M'extirpant de mes pensées, je rejoignis Severus, qui inspectait le perron. Il semblait fortement intéressé par la porte d'entrée et, j'eus beau regarder, je ne vis là qu'une simple porte boisée et fermée. Je voulus l'interroger mais il anticipa mes questions et expliqua, en pointant du doigt les interstices entre les gonds de la porte :
«-Elle a été récemment enfoncée, comme en témoigne les légères traces de fissures qui marquent les interstices. Et si je ne m'abuse, cela a été fait avec de la magie.»
Je ne dis rien, à la fois admirative face à son incroyable sens de l'observation et de déduction et inquiète face à ses révélations. Machinalement, je fis glisser ma baguette dans ma main et je vis que Severus faire de même de son côté. Il ouvrit précautionneusement la porte et pénétra en premier dans l'habitation qui semblait silencieuse. Je le suivis, le cœur battant.
«-Lumos.»
La baguette de Severus éclaira l'intérieur et je le rejoignis bientôt dans cette entreprise. Je manquai de lâcher une exclamation de surprise face au spectacle qui s'offrait à nous. La maison était littéralement sens dessus-dessous : meubles, bibelots, luminaires, livres jonchaient le sol, tantôt déchirés, tantôt brisés et il n'y avait aucune trace de présence humaine. Sans même s'échanger de directives, nous nous mîmes à inspecter les différentes pièces de la maison et, à chaque fois que j'entrai dans une nouvelle salle, je craignais d'y découvrir un cadavre. Mais il n'y avait rien. Simplement du désordre.
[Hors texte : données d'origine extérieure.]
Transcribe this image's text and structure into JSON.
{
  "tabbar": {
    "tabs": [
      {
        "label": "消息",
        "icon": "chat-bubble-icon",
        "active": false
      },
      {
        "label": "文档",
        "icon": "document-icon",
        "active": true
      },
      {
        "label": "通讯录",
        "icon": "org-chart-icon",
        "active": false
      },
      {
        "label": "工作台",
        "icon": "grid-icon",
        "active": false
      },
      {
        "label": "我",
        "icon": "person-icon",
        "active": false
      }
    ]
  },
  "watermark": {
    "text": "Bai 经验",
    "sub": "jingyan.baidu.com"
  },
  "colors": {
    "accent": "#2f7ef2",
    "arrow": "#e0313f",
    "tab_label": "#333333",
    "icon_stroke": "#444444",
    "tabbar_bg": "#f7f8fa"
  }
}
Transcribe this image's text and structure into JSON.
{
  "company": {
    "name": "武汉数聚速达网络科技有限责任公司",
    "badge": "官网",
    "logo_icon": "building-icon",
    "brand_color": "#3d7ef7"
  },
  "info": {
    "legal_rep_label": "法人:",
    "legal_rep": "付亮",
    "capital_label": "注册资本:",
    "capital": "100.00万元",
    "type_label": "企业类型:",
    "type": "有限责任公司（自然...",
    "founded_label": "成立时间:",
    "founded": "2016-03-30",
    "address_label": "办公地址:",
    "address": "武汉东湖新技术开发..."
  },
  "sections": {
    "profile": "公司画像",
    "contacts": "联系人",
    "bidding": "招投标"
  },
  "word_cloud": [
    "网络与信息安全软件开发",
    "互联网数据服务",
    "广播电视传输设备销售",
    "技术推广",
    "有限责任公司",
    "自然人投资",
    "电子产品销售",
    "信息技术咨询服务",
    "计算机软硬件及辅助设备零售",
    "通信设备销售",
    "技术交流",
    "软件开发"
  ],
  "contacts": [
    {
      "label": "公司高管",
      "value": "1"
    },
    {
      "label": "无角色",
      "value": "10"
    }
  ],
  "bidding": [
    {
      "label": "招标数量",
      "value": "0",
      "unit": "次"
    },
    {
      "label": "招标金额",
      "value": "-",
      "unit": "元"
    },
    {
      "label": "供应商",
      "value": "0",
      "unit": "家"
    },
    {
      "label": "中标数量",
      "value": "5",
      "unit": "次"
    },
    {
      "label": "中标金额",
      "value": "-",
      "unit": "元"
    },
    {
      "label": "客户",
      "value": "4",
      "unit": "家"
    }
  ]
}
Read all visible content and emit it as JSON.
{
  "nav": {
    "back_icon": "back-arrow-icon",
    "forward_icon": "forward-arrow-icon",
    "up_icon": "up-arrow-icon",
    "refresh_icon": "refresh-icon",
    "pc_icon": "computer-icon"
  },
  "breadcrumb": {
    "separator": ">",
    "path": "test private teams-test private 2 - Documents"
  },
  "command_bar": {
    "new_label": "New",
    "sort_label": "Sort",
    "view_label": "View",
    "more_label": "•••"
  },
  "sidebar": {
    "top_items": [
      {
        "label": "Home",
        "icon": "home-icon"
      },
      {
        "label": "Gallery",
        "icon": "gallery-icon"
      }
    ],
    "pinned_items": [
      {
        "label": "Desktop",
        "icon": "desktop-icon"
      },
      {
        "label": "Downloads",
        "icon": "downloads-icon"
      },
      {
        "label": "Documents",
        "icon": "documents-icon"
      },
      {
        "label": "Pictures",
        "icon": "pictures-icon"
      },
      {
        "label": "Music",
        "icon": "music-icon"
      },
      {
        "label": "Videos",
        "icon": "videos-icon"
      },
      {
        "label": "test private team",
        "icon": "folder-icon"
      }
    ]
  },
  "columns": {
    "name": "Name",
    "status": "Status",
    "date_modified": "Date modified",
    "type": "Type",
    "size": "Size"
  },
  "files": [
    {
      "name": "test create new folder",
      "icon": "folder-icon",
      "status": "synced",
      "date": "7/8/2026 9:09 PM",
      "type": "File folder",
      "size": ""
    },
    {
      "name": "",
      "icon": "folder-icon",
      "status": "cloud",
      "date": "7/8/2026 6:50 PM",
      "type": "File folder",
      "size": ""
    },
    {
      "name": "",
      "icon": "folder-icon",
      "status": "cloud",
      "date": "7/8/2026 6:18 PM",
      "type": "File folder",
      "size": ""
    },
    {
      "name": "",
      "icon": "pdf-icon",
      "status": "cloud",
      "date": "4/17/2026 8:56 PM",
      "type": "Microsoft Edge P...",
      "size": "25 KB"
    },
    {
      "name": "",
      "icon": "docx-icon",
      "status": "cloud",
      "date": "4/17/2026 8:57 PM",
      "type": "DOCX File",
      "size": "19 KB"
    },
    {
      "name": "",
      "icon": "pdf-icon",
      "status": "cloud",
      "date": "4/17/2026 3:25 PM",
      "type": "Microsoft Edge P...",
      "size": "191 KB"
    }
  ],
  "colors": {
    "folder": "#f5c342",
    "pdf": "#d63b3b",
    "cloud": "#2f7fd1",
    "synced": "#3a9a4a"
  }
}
Une dizaine de minutes plus tard, nous nous retrouvâmes tout deux dans le salon et nous fîmes un rapide bilan des lieux :
«-Aucune trace de Brandstone, commença Severus, mais il semble évident qu'il y a eu un combat, impliquant une activité magique. J'ai retrouvé de vagues traces de magie noire, ce qui laisse supposer que les Mangemorts sont responsables de son enlèvement.
-En revanche, ils n'ont rien pris d'autres : tous les bijoux, dossiers et autres objets de valeur sont à leur place. Qu'avait-elle donc de si important à leurs yeux ?
-Quelque chose qui justifierait qu'elle se débatte férocement pour leur échapper et qu'ils se soient mis à plusieurs pour la kidnapper.
-De quoi peut-il s'agir ? Des informations sur le Ministère ? Ou sur l'Ordre ?
-Non, sinon ils auraient pris les dossiers avec eux. Ça doit être bien plus important.
-Tu n'as rien entendu autour de toi ?
-Non. Jamais son nom ne fut prononcé en ma présence. Mais le réseau croît de jour-en-jour et Selwyn se considère comme le dirigeant. Il se peut qu'il m'ait volontairement dissimulé certaines informations par manque de confiance...»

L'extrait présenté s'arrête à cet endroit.